Así es mi señora, preparará todo para nuestra partida – Radamantys también se retiraba…
¡Ikki!... que está pasando – La joven se sentía inquieta, algo realmente no estaba bien, sabía que Hades también lo sentía… "pero ¿qué?"…
En sus habitaciones, Hades seguía cuestionándose algo… "¿Por qué no nos ayudó?"…
------FLASH BACK -------
Parece que en esta Era, el más joven soy yo – mencionaba Poseidón a los otros dos dioses.
¿Y bien, hermanito… por qué tardaste tanto en aparecer a ayudarnos? – esta vez era Hades quien se dirigía al Hombre de larga cabellera azul.
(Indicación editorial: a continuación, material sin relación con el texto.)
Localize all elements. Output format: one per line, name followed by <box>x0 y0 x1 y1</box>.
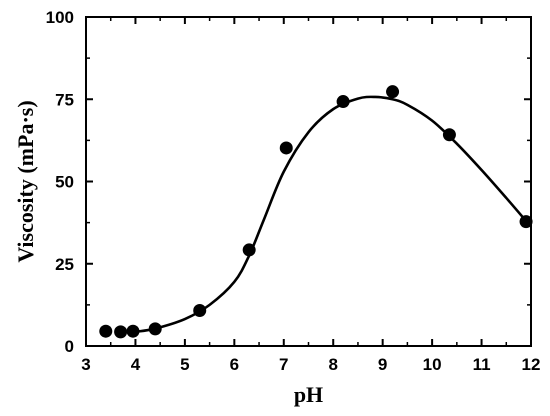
data-points-layer <box>99 85 533 339</box>
data-point <box>442 128 456 142</box>
data-point <box>126 324 140 338</box>
x-axis-title: pH <box>294 382 323 407</box>
data-point <box>519 215 533 229</box>
x-tick-label: 5 <box>180 355 189 374</box>
data-point <box>193 303 207 317</box>
data-point <box>99 324 113 338</box>
data-point <box>114 325 128 339</box>
y-axis-title: Viscosity (mPa·s) <box>13 100 38 262</box>
x-tick-label: 10 <box>423 355 442 374</box>
x-tick-label: 12 <box>522 355 541 374</box>
data-point <box>336 95 350 109</box>
axes: 3 4 5 6 7 8 9 10 11 12 0 25 50 75 100 <box>46 8 541 374</box>
data-point <box>386 85 400 99</box>
y-tick-label: 50 <box>55 173 74 192</box>
data-point <box>148 322 162 336</box>
fit-curve <box>135 95 528 334</box>
x-tick-label: 3 <box>81 355 90 374</box>
x-tick-label: 6 <box>230 355 239 374</box>
x-tick-label: 4 <box>131 355 141 374</box>
fit-curve-layer <box>135 95 528 334</box>
x-tick-label: 7 <box>279 355 288 374</box>
plot-frame <box>85 16 532 347</box>
y-tick-label: 100 <box>46 8 74 27</box>
y-tick-label: 0 <box>65 337 74 356</box>
x-tick-label: 8 <box>328 355 337 374</box>
data-point <box>279 141 293 155</box>
y-tick-label: 75 <box>55 90 74 109</box>
y-tick-label: 25 <box>55 255 74 274</box>
x-tick-label: 11 <box>473 355 491 374</box>
x-tick-label: 9 <box>378 355 387 374</box>
data-point <box>242 243 256 257</box>
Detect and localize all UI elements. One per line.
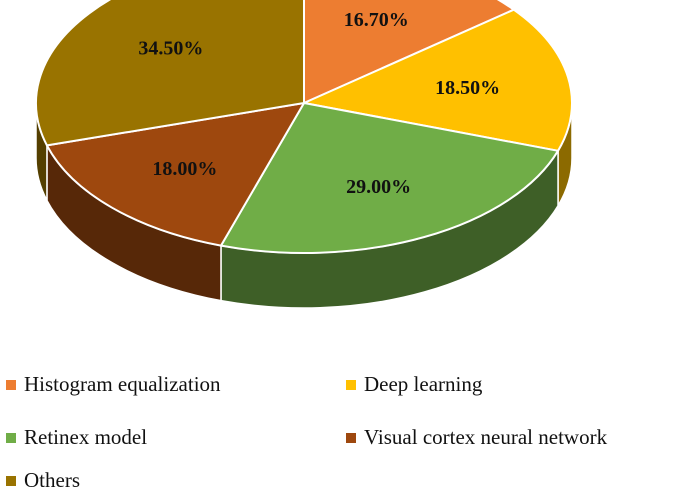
- legend-label-deep-learning: Deep learning: [364, 372, 483, 396]
- data-label-others: 34.50%: [138, 37, 203, 59]
- legend-label-visual-cortex-neural-network: Visual cortex neural network: [364, 425, 608, 449]
- pie-slice-visual-cortex-neural-network: [45, 102, 305, 247]
- legend-item-deep-learning: Deep learning: [346, 372, 482, 397]
- legend-item-histogram-equalization: Histogram equalization: [6, 372, 221, 397]
- legend-swatch-visual-cortex-neural-network: [346, 432, 356, 443]
- pie-slice-histogram-equalization: [303, 0, 515, 104]
- data-label-histogram-equalization: 16.70%: [344, 9, 409, 31]
- legend-label-histogram-equalization: Histogram equalization: [24, 372, 221, 396]
- data-label-visual-cortex-neural-network: 18.00%: [152, 158, 217, 180]
- legend-label-retinex-model: Retinex model: [24, 425, 148, 449]
- legend-swatch-retinex-model: [6, 432, 16, 443]
- legend-item-retinex-model: Retinex model: [6, 425, 147, 450]
- legend-item-others: Others: [6, 468, 80, 493]
- pie-slice-others: [35, 0, 305, 147]
- legend-swatch-deep-learning: [346, 379, 356, 390]
- data-label-retinex-model: 29.00%: [346, 176, 411, 198]
- legend-swatch-histogram-equalization: [6, 379, 16, 390]
- legend-label-others: Others: [24, 468, 80, 492]
- pie-chart: 16.70% 18.50% 29.00% 18.00% 34.50%: [35, 0, 573, 309]
- pie-data-labels: 16.70% 18.50% 29.00% 18.00% 34.50%: [138, 9, 500, 198]
- pie-slice-retinex-model: [219, 102, 560, 254]
- legend-swatch-others: [6, 475, 16, 486]
- data-label-deep-learning: 18.50%: [435, 77, 500, 99]
- pie-slices: [35, 0, 573, 254]
- legend-item-visual-cortex-neural-network: Visual cortex neural network: [346, 425, 607, 450]
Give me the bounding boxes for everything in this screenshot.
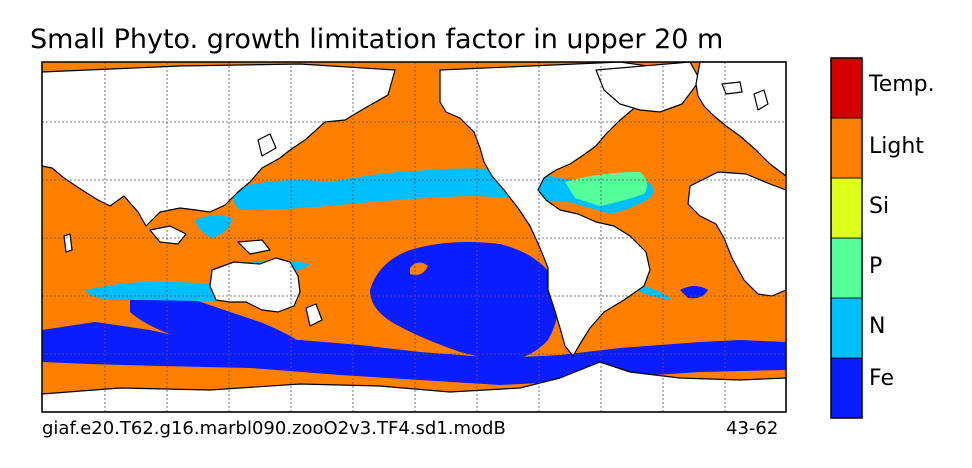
- colorbar-label-p: P: [869, 254, 883, 279]
- years-caption: 43-62: [726, 418, 779, 439]
- colorbar-label-si: Si: [869, 194, 890, 219]
- colorbar-segment-fe: [830, 357, 863, 419]
- colorbar-label-temp: Temp.: [869, 72, 935, 97]
- land-new-zealand: [305, 303, 323, 327]
- land-africa: [687, 171, 787, 297]
- fe-limited-island-orange: [410, 262, 428, 275]
- land-australia: [209, 257, 301, 313]
- land-america: [439, 61, 676, 357]
- colorbar-segment-si: [830, 177, 863, 239]
- map-gridlines: [42, 62, 786, 412]
- colorbar-label-light: Light: [869, 134, 924, 159]
- colorbar-frame: [830, 57, 863, 419]
- land-madagascar: [63, 233, 73, 253]
- colorbar-segment-p: [830, 237, 863, 299]
- run-name-caption: giaf.e20.T62.g16.marbl090.zooO2v3.TF4.sd…: [42, 418, 506, 439]
- land-uk: [753, 89, 769, 111]
- colorbar-segment-n: [830, 297, 863, 359]
- colorbar-segment-temp: [830, 57, 863, 119]
- colorbar: [830, 57, 863, 419]
- map-frame: [41, 61, 787, 413]
- colorbar-label-n: N: [869, 314, 886, 339]
- colorbar-segment-light: [830, 117, 863, 179]
- land-japan: [257, 133, 277, 157]
- land-asia: [41, 63, 396, 227]
- p-limited-region: [565, 172, 648, 206]
- land-new-guinea: [237, 239, 271, 255]
- map-title: Small Phyto. growth limitation factor in…: [30, 24, 724, 55]
- land-masses: [41, 61, 787, 413]
- map-panel: [41, 61, 787, 413]
- land-greenland: [595, 61, 701, 113]
- colorbar-label-fe: Fe: [869, 366, 894, 391]
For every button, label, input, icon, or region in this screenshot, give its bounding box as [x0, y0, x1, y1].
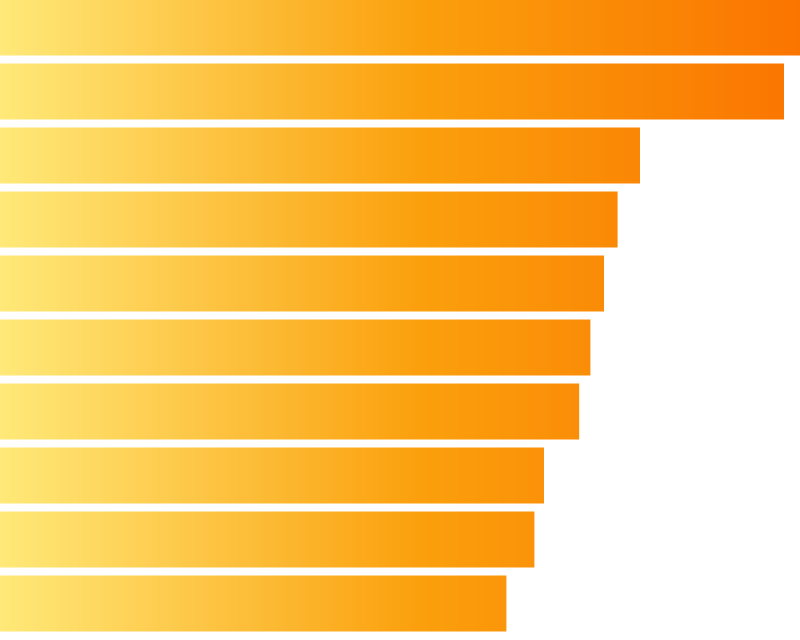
bar-9	[0, 511, 535, 568]
bar-3	[0, 127, 640, 184]
bar-7	[0, 383, 580, 440]
bar-1	[0, 0, 800, 56]
bar-4	[0, 191, 618, 248]
bar-10	[0, 575, 507, 632]
bar-5	[0, 255, 604, 312]
bar-6	[0, 319, 591, 376]
bar-2	[0, 63, 784, 120]
bar-8	[0, 447, 544, 504]
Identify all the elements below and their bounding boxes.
La verdad… estaba divirtiéndome bastante con una batalla tan increíble, como la que estaban librando… que no quise meterme – respondía el hombre sonriendo…
Bueno, ya pasó Hades… ahora lo importante es hablar de lo que vamos a hacer… ese guerrero tiene planeado hacer algo… y creo que los tres sabemos que – señalaba el Emperador de los Mares.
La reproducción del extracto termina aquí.